Impossible’s first films had to be reinvented from scratch (the original Polaroid formula was long gone) — reverse-engineering, blind experiments, chaos. The lousy quality was supposed to be tolerated as “temporary,” or reframed as a “feature, not a bug.” The emulsion was literally alive. Experiments rolled on; the lineup expanded. A niche audience embraced it: lomographers, lo-fi fanatics, tinkerers, lovers of grain and expired stock. Those, for whom photography is a process, a game: frame the image that conveys your feeling of the moment in the viewfinder and capture it.

And here’s the thing: for some, choosing a filter may be an agony, but don’t you dare call that creativity.

Lomographers — they’re the glorious madmen, consciously pushing their gear and materials to the edge, heretical souls defying dogma.

Instagram users — sorry — malingerers, simulating life itself.

Polaroid, though, in photography?

A category of its own. Always was.

Press the button, the camera will spit out the print and you watch the image materialize from the veil. A miracle you set loose and which no longer belongs to you.

Unpredictable, elusive, fading, mutating into ugliness.

One single photograph.
Barely scannable, impossible to reproduce — the plastic glare mocks the hardware.

A strange half-brother to daguerreotypes and tintypes. A crooked little bridge back into the 19th century.

And yet: making that one great Polaroid shot, catching that instant, is brutally hard. Hardware flaws plus a laughably narrow exposure latitude — blink, and you’ve lost it. Bought yourself a big cheap 600-series plastic brick? Congratulations — you haven’t bought a camera; you’ve signed up for a lifetime film subscription. A timeshare you’ll never escape. Failed photos will remain splintered in memory, an ache you can’t even quite express. Like dropping a coin in a slot machine when you were a kid — and nothing.
Just a fading scrap of plastic: something-has-been. No matter what — as details blur and outlines fade, it will substitute the real memory: it’s been like that. Enjoy the aesthetic!

Polaroid was doomed. And let’s stop pretending: polaroids are crap.

Instant Lab became an impossible idea: not an experiment, not photography – but reproduction — a forgery, a cheat against the medium itself. Shameful and subterranean, like teenage complexes: the spoiled digital era user’s urge to smash the stubborn material and bend the process to their will.

Like inventing a time machine, going back thirty years, beating up your bullies, and then kissing the girl you were obsessed with (better yet, several of them).
Who am I trying to fool here? Hell no, draining that bloody one-armed bandit dry, of course!
Rewind, repeat, until it stops hurting. Will it?

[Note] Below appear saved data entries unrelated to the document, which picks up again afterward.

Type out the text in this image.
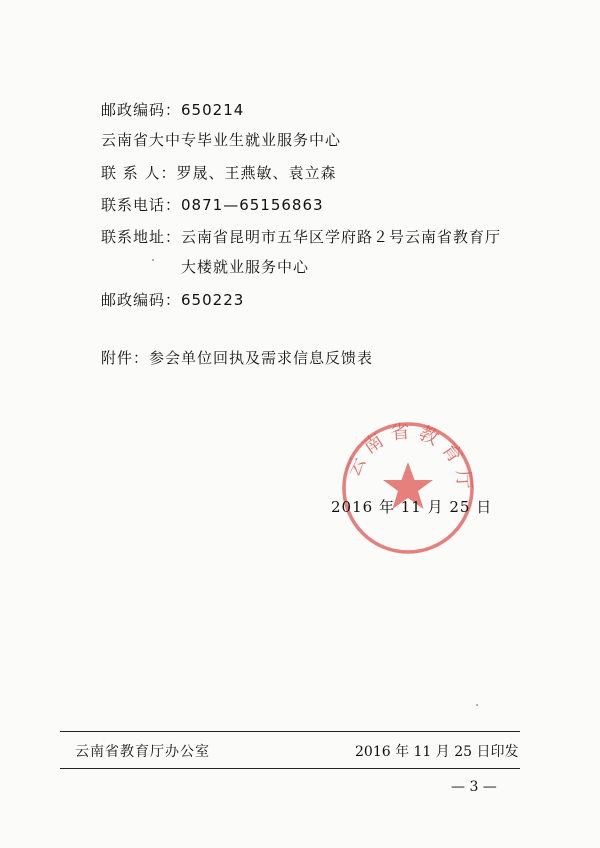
邮政编码：650214
云南省大中专毕业生就业服务中心
联 系 人：罗晟、王燕敏、袁立森
联系电话：0871—65156863
联系地址：云南省昆明市五华区学府路２号云南省教育厅
大楼就业服务中心
邮政编码：650223
附件：参会单位回执及需求信息反馈表
云南省教育厅
2016 年 11 月 25 日
云南省教育厅办公室	2016 年 11 月 25 日印发
— 3 —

The Instant Lab should never have existed — the idea itself corroded the medium and the practice.

Impossible must have suspected this, and left a loophole: the device could be dismantled and used as a camera back. Finally, the missing tool. The results were impressive.

And what came after? The team bought the Polaroid trademark itself. The deal price was never disclosed, but surely it was far higher than the old 2008 bargain for the factory. But what are walls and machines compared to a brand legend you can milk forever?
The “new” Polaroid rolled out cameras — stylish, hip, youth-bait. Still useless for thoughtful work. Why bother, when you can sit on every chair generously laid out by pop culture? Shoutout to the collabs with MoMA, Lego, Thrasher!
The device’s support? Dropped. Instead, they flog the Polaroid Lab — another printer, this time sealed tight, no way to hack it into something real.

A change in the name – and such a blatant difference in perception. Impossible Project were dreamers, doubters, probing the edge of the possible.
Today’s Polaroid? A bunch of accountants in lab coats, clipping coupons off nostalgia and vintage chic, while the revived medium they have inherited suffocates.
A false dichotomy, of course: they’re the virtually the same people.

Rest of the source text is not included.